Das zwischen Brüssel und London ausgehandelte Austrittsabkommen ist drei Mal durch das Parlament gefallen. Der ursprünglich für den 29. März geplante EU-Austritt des Vereinigten Königreichs war bereits einmal auf den 12. April verschoben worden. Da das Unterhaus den Austrittsvertrag noch nicht gebilligt hat, drohte am Freitag ein ungeregelter Brexit ohne Vertrag mit unabsehbaren Folgen für die Wirtschaft und andere Lebensbereiche. EU-Ratschef Donald Tusk und Kommissionspräsident Jean-Claude Juncker zeigten sich zufrieden, dass dies verhindert wurde. Damit bekomme Großbritannien noch einmal rund sechs Monate, um eine gute Lösung zu finden, sagte Tusk. „In dieser Zeit wird der Ablauf komplett in den Händen des Vereinigten Königreichs liegen.“ Die neu gewonnene Zeit solle jedoch nicht verschwendet werden.
Bislang kein Kompromiss in Sicht
Doch auch wenn die konservative Regierungschefin derzeit Gespräche mit der Spitze der Labour-Partei führt, zeichnet sich bislang kein Kompromiss ab. Mehr noch, Oppositionschef Jeremy Corbyn kritisierte May scharf. Der Aufschub des Scheidungstermins sei „ein diplomatischer Fehler“ und ein „Meilenstein des falschen Handelns der Regierung im ganzen Brexit-Prozess“. Corbyn fordert seit Monaten Neuwahlen.

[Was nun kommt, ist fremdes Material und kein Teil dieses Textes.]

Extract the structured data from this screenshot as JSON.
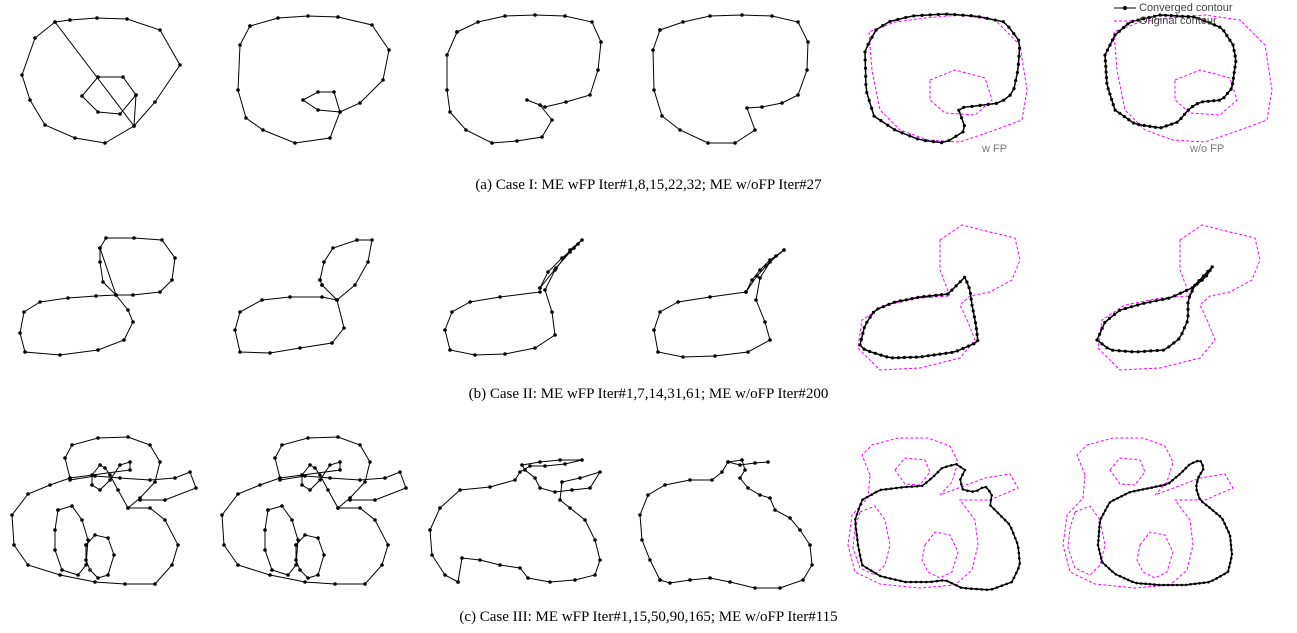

Die schwersten Angriffe aber kamen aus den eigenen Tory-Reihen. Die ohnehin angeschlagene Premierministerin steht nach der Verzögerung unter massivem Druck der radikalen Europaskeptiker, die ihren Rücktritt fordern und hinter sowie mittlerweile auch vor den Kulissen über Nachfolger diskutieren. Ex-Brexit-Minister David Davis warnte, die Rufe nach Mays Ende in der Downing Street würden nun „dramatisch“ zunehmen. Davis war aus Protest gegen Mays Kurs beim EU-Austritt von seinem Amt zurückgetreten. Die Hardliner bezeichnen den Aufschub des Brexit-Termins regelmäßig als „Verrat“. So verurteilte etwa Brexit-Hardliner Bill Cash im Unterhaus Mays „unterwürfige Kapitulation“ in Brüssel und fragte ganz offen: „Werden Sie zurücktreten?“
Die Regierungschefin versuchte, die Attacken aus der eigenen Partei wegzulächeln und wandte sich vielmehr an die Labour-Abgeordneten auf der anderen Seite des Parlaments. Mit deren Hilfe will sie den Deal doch noch gebilligt bekommen. „Lasst uns die Sitzungspause nutzen, um über jene Entscheidungen nachzudenken, die wir schnell nach unserer Rückkehr nach Ostern machen müssen“, rief sie die Abgeordneten auf. Sollte das britische Parlament dem Austrittsvertrag noch vor dem
22. Mai zustimmen, könnte das Land nicht nur schon früher die Europäische Union verlassen, sondern vor allem eine Teilnahme an den Wahlen zum EU-Parlament vermeiden, die am 23. Mai beginnen.